Recently, I spent a long weekend in Broken Arrow, Oklahoma, where the family tree seems to have taken root. I reconnected with both my daughters, five of six grandchildren, and saw, for the first time, two great-granddaughters. Terry, of course, was there. I got to know him better.
Terry has a part-time job that I admire to the point of envy, so I chose it to write about. I called him Sunday evening to discuss it. He filled me in on his life, his work, and his new job. He’s optimistic about it growing. Once he got started, he said, the job just “took off.” Since April when he started, he’s “bagged” 34 “critters.”
He told me that working with animals had long been one of his dreams. When he was on the police force in Bixby, Oklahoma, there was no official dog catcher, so the officers took turns. Later, an inspirational spark came from meeting a star from Animal Planet at the airport where he works, and getting some encouragement.
Terry’s career has been mainly in law enforcement. He’s been at it in several permutations, on a police force, security guard, and currently working security at the Tulsa, OK airport. He’s been at it long enough to start thinking about retirement, and in the planning process has started a small business, live-trapping animals and releasing them where their presence would be less intrusive. His vocational background, maintaining order and security has blended with a love of the outdoors to become at once an income, a hobby, and a challenging sport. He actually used the word “enjoy” to describe driving his truck out in the country, meeting new people, and removing unwelcome “critters” like raccoons, who had literally dropped in by chewing a hole in the roof and setting up housekeeping in the attic.
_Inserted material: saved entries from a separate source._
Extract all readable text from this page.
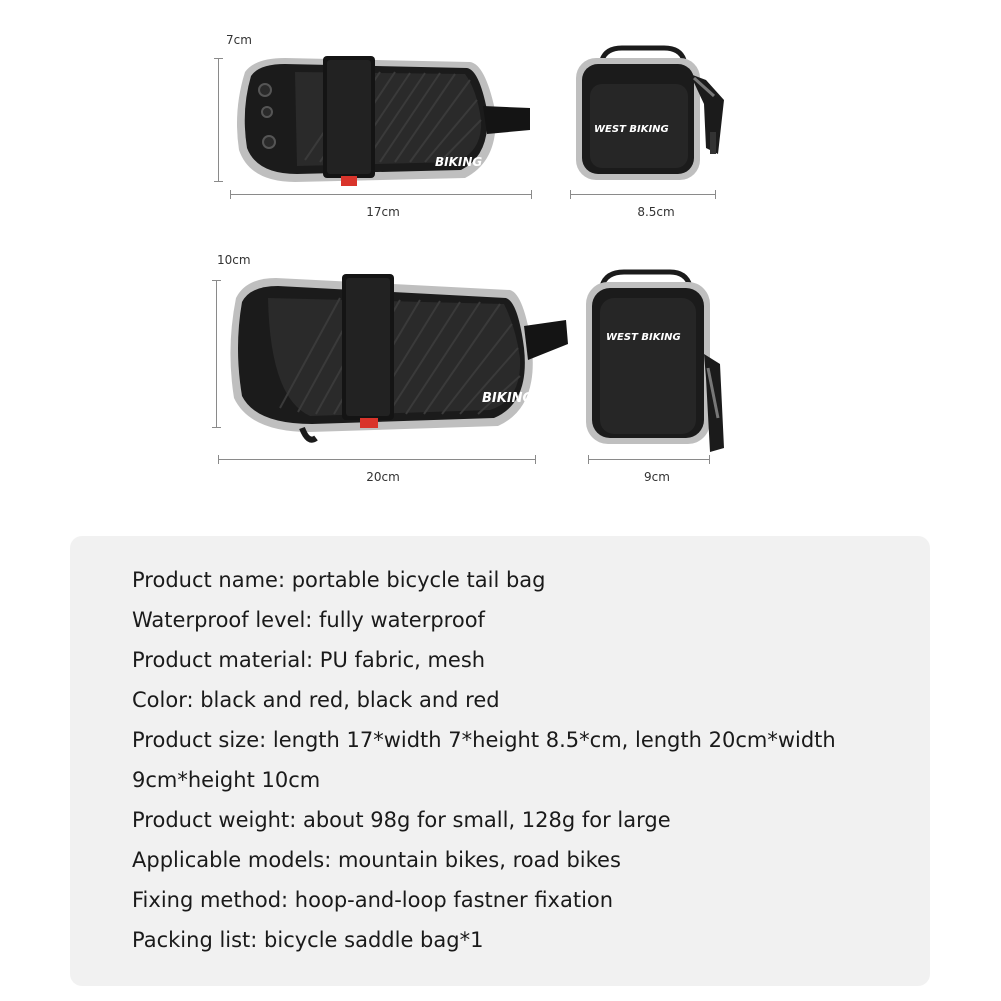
7cm
17cm	8.5cm
BIKING
WEST BIKING
10cm
20cm	9cm
BIKING
WEST BIKING
Product name: portable bicycle tail bag
Waterproof level: fully waterproof
Product material: PU fabric, mesh
Color: black and red, black and red
Product size: length 17*width 7*height 8.5*cm, length 20cm*width
9cm*height 10cm
Product weight: about 98g for small, 128g for large
Applicable models: mountain bikes, road bikes
Fixing method: hoop-and-loop fastner fixation
Packing list: bicycle saddle bag*1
Not everyone would like Terry’s new job. Long hours, hard work and an unpredictable schedule have to fit in beside his regular full-time job. There is some money, but overhead consumes a lot of it, considering the price of gasoline and long miles to drive on secondary roads. Besides a hunting license, the state required him to become an official Nuisance Wildlife Control Officer. And of course there were live traps he had to buy or build himself.
But there are rewards. He likes helping people, and has met some remarkable ones in his work. He also likes the ever-present element of surprise.
What makes him good at it? During our phone conversation, he referred several times to a gift he has, a “way with animals.” Somehow it was always easier for him to calm them.
It is wonderful to have the opportunity to use a special talent to fulfill a dream. So many beneficiaries, including “critters” that, after all, have to be somewhere. Terry simply makes it somewhere else.